By the time they reached the domed surface breaker, a crowd had already gathered at the front of the viewer. The metal dome was still down.
“It’ll start to open in a minute,” Tarq leaned over and whispered to her. Sure enough, a grating sound began, followed by a loud whirring. The crowd pressed forward. Nemo grabbed Calliope’s hand and edged through the crowd, Tarq close behind. Finally they arrived at the front. The visor was about four inches open and a crack of the brightest white light Calliope had ever seen was streaming through, hitting her toes. She tried to drop to her stomach, wanting to see it as long as possible but Nemo and Tarq both grabbed her elbows.
“They’ll press forward, you don’t want to get crushed,” Nemo said, putting her in front of him. Impatiently, Calliope waited until finally the visor was high enough for her to see.

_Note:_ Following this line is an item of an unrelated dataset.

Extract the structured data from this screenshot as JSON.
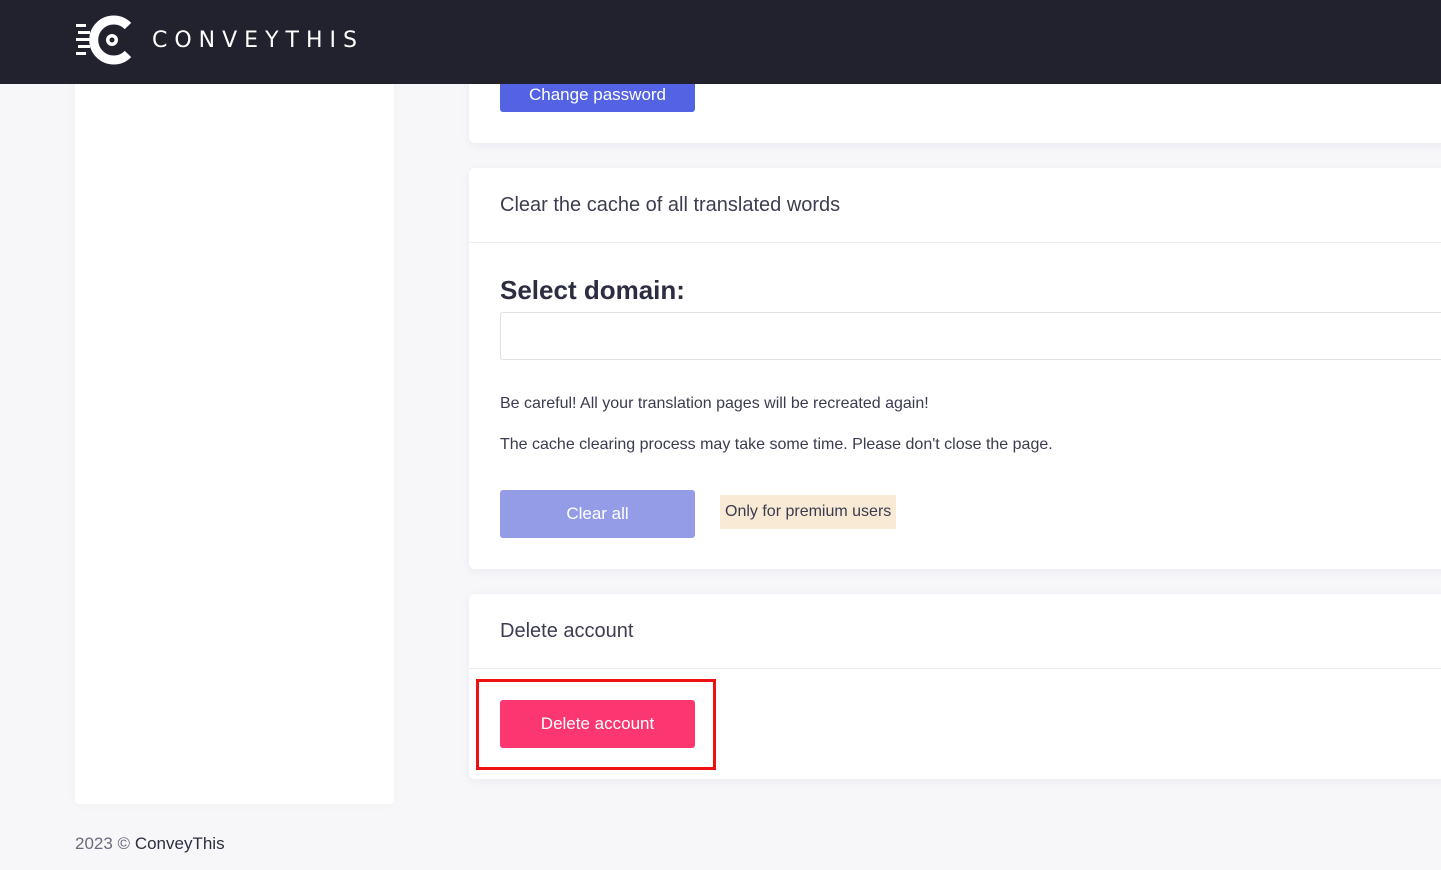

She heard a collective gasp behind her as the land in front of them was revealed and they were all bathed in the golden light of the sun.
“Don’t look right at it,” Tarq reminded her, his hand on her shoulder.
The light touched everything as far as Calliope could see. She pressed herself up against the viewer, taking it all in. Nothing ended in a wall. She’d never seen anything so vast before.
Suddenly Nemo shook her. “Tarq, Calliope, do you see it?” He pointed somewhere off in the distance. Similar cries came from the crowd behind them. Calliope squinted, trying to make out what he had seen, when, like a tidal wave, the chant, “Green, green, green,” began to wash over them. Sure enough, so far away that Calliope couldn’t be sure that she was really seeing it, was the first living thing anyone had seen outside in over fifty years. A small shrub, green and low to the ground, stood out from the otherwise nearly barren landscape. Suddenly everyone began cheering and hugging each other and Nemo was swept away in the celebration. Tarq got a good grip on Calliope’s arm and hauled her back through the crowd.
“I want to see,” she protested, struggling against him. Usually the ceremonies lasted five minutes, just short enough that no one was damaged by the sun.
“Don’t you get it?” He asked. “It’s coming back. It’s all coming back.”
They burst through the edge of the crowd and Calliope stumbled down the hallway, where a few members of the crowd were already running down the hall to spread the news.
“I wanted to see,” she said again, pushing his shoulder.
“You will,” he said, and Calliope realized that he was crying, fat tears of joy running down his face. “We all will.”